While in my early 20’s, I worked for a man named Jack Stewart (Greatest teacher). He was rarely one to praise and always pushed me for more. He called me into his office one day to send me on what he himself described as a waste of time. It was an important client that wanted to renegotiate their contract. They had never signed in the past but someone still had to go. As I left to meet with the client I remember Jack telling me that I would never get a new contract. His exact words were, “This client is a tire kicker, they’re not interested in buying.” I went to the meeting and was lucky enough to be in the right place at the right time. The client signed a new contract with me and I raced back to give Jack the good news. I entered his office and proudly placed the contract on his desk. He didn’t even bother to lift his head and recognize that I was in the room. “Hey Jack, do you see what’s on your desk”, I asked? Without looking up he responded, “Very nice.” To which I responded, “It’s signed, in case you didn’t notice”. “Yeah, I noticed” he said, as if it was expected. At this point I was completely frustrated with his lack of enthusiasm and appreciation for what I had accomplished. I went on a five minute tirade on how appreciative he should be, about the fact that I was able to accomplish what he himself had labeled, an impossible task. He finally looked up at me from what he was doing and calmly said, “That’s what I pay you for.” Of course that brought no comfort to me and now I was even more upset. I went on to explain to him that life is not all about money, people like to be praised for their efforts. I told him that people like a good pat on the back for their extra efforts. Suddenly the expression on his face changed and what I was saying seemed to have finally seeped in. He asked me to sit down, he leaned back, and yelled out “Susie, come into my office.” Susie was the company’s bookkeeper. My heart started racing with the thought of the raise he would be instructing Susie to give me. I knew Jack had finally come to his senses. Susie entered the office and Jack looked her dead in the eye and sarcastically said, “From now on Fridays, don’t give Alex a paycheck, he’s gonna come in here and I am going to give him a pat on the back instead.” (Feel free to laugh here, everyone does.)

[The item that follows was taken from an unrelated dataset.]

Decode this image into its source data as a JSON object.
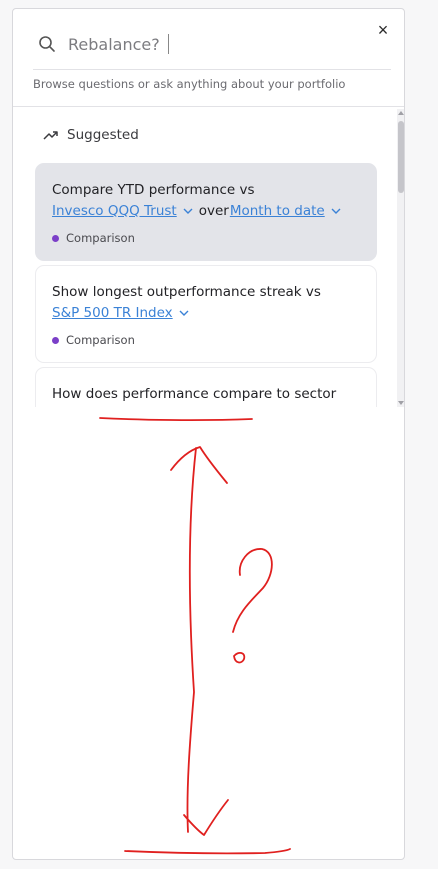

Needless to say, I was, embarrassed and stormed out of the office. Later and I mean much later, I remember him telling me to make sure you ask for what you want in life. Don’t beat around the bush, don’t be sly or clever, be a straight shooter. “A straight shooter conserves bullets and always hits his target.” I hated him at times in my life but when I look back, he was by far my greatest teacher and friend.
You don’t know Jack but I’m sure you have met his family.